How to Treat SVT: Stopping Episodes and Long-Term Fixes

Supraventricular tachycardia (SVT) is a sudden, abnormally fast heart rhythm that starts in the upper chambers of your heart, often pushing your heart rate above 150 beats per minute. Treatment ranges from simple physical techniques you can do at home to stop an episode, to medications given in an emergency room, to a permanent fix through a catheter-based procedure. The right approach depends on how often episodes happen, how severe they are, and how your body tolerates them.

Stopping an Episode at Home

The first line of treatment for SVT is a set of physical maneuvers that stimulate your vagus nerve, which acts like a brake pedal for your heart rate. The most effective of these is the modified Valsalva maneuver. You bear down hard as if straining during a bowel movement for about 15 seconds while sitting up, then immediately lie flat with your legs raised at a 45-degree angle for 15 seconds, and finally return to a semi-reclined position for 45 seconds. That leg-raise step is what makes it “modified,” and it roughly doubles the success rate compared to straining alone. Studies show the modified version converts SVT back to a normal rhythm about 43% of the time, versus around 17% for the standard strain-only technique.

Other vagal maneuvers include splashing ice-cold water on your face or briefly submerging your face in cold water, which triggers a reflex that slows the heart. Coughing forcefully or bearing down can also help. These techniques work best when you start them as soon as you feel the episode begin. If one attempt doesn’t work, you can try again.

What Happens in the Emergency Room

If vagal maneuvers don’t stop the episode and your symptoms are significant, an ER visit is the next step. The standard treatment is an IV medication called adenosine, which briefly interrupts the electrical circuit causing the rapid rhythm.

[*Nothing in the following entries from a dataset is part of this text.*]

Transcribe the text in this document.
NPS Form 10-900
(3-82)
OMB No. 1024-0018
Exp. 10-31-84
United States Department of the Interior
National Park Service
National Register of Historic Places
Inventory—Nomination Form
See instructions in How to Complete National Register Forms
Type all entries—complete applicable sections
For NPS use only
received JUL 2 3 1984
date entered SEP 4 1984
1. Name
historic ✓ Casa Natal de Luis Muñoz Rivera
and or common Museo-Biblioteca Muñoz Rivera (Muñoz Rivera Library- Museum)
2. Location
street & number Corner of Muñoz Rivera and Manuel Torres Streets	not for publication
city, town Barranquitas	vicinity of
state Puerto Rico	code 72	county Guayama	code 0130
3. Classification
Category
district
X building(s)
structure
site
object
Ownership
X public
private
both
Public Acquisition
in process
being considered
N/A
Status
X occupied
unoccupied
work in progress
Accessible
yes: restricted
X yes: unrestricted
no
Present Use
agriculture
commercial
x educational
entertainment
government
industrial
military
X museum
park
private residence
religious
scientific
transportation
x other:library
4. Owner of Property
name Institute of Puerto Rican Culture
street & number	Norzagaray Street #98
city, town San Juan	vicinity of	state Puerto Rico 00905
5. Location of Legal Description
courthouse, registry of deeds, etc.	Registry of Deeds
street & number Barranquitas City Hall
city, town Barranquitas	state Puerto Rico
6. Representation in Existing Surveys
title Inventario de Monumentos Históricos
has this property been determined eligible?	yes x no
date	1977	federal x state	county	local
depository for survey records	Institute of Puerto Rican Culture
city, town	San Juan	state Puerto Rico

It works within seconds and the effect is almost immediate. The sensation can be intense: many people describe a brief feeling of chest pressure or flushing that lasts only a few seconds before the heart snaps back to its normal rate.

If adenosine doesn’t work, doctors may try other medications that slow the heart’s electrical signals, typically calcium channel blockers or beta blockers given through an IV.

In rare cases where a person is experiencing dangerously low blood pressure, chest pain, difficulty breathing, confusion, or signs of heart strain, the treatment shifts to synchronized cardioversion. This is a controlled electrical shock delivered while you’re sedated. It resets the heart rhythm immediately. This is reserved for situations where the fast rhythm is causing your body to become unstable, not for a typical SVT episode.

Daily Medications to Prevent Episodes

If SVT episodes happen frequently or are disruptive to your life, a daily medication can reduce how often they occur. Beta blockers and calcium channel blockers are the most commonly prescribed options. They work by slowing conduction through the part of the heart where SVT circuits tend to form. These medications don’t cure SVT, but many people find their episodes become less frequent and easier to manage.

For people who are pregnant, medication choices narrow. Certain beta blockers like metoprolol and propranolol are considered safe during pregnancy. Amiodarone, a more powerful rhythm-control drug, is generally avoided because of risks to the developing baby, though it may be considered in very specific, serious situations after careful discussion.

Catheter Ablation as a Permanent Fix

Catheter ablation is the closest thing to a cure for SVT, and it’s increasingly recommended for people who want to stop taking daily medication or who have frequent, bothersome episodes. During the procedure, a thin catheter is threaded through a vein in your groin up to your heart. The tip of the catheter delivers targeted heat (radiofrequency energy) to destroy the tiny patch of tissue responsible for the abnormal electrical circuit.

Success rates are high. In a recent cohort study of 102 patients, 98% had a successful ablation during the procedure itself. At three months of follow-up, 13% experienced a recurrence of their arrhythmia. Recurrence was more likely in patients with higher BMI or diabetes. Notably, patients with Wolff-Parkinson-White syndrome (a specific type of SVT caused by an extra electrical pathway) had zero recurrences.

The procedure typically takes one to three hours, and most people go home the same day or the next morning. Recovery involves a few days of rest and avoiding heavy lifting while the catheter insertion site heals. Many people notice an immediate difference: no more sudden racing episodes.

Common Triggers and How to Manage Them

SVT episodes often have identifiable triggers, and learning yours can significantly reduce how often they happen. The most common culprits include emotional stress, excessive alcohol (generally defined as more than 14 drinks per week for men or 7 for women), smoking, and stimulant drugs including cocaine and methamphetamine. Over-the-counter medications like decongestants and some diet pills contain stimulants that can also provoke episodes.

Caffeine is worth a special mention because it gets blamed more than it deserves. For most people with SVT, moderate caffeine intake does not trigger episodes. Large amounts may increase risk, but you don’t necessarily need to give up your morning coffee. Sleep deprivation and dehydration are commonly reported triggers as well, though they’re harder to study in controlled settings. Keeping a log of what you were doing, eating, or drinking before an episode can help you and your doctor spot patterns and make targeted changes.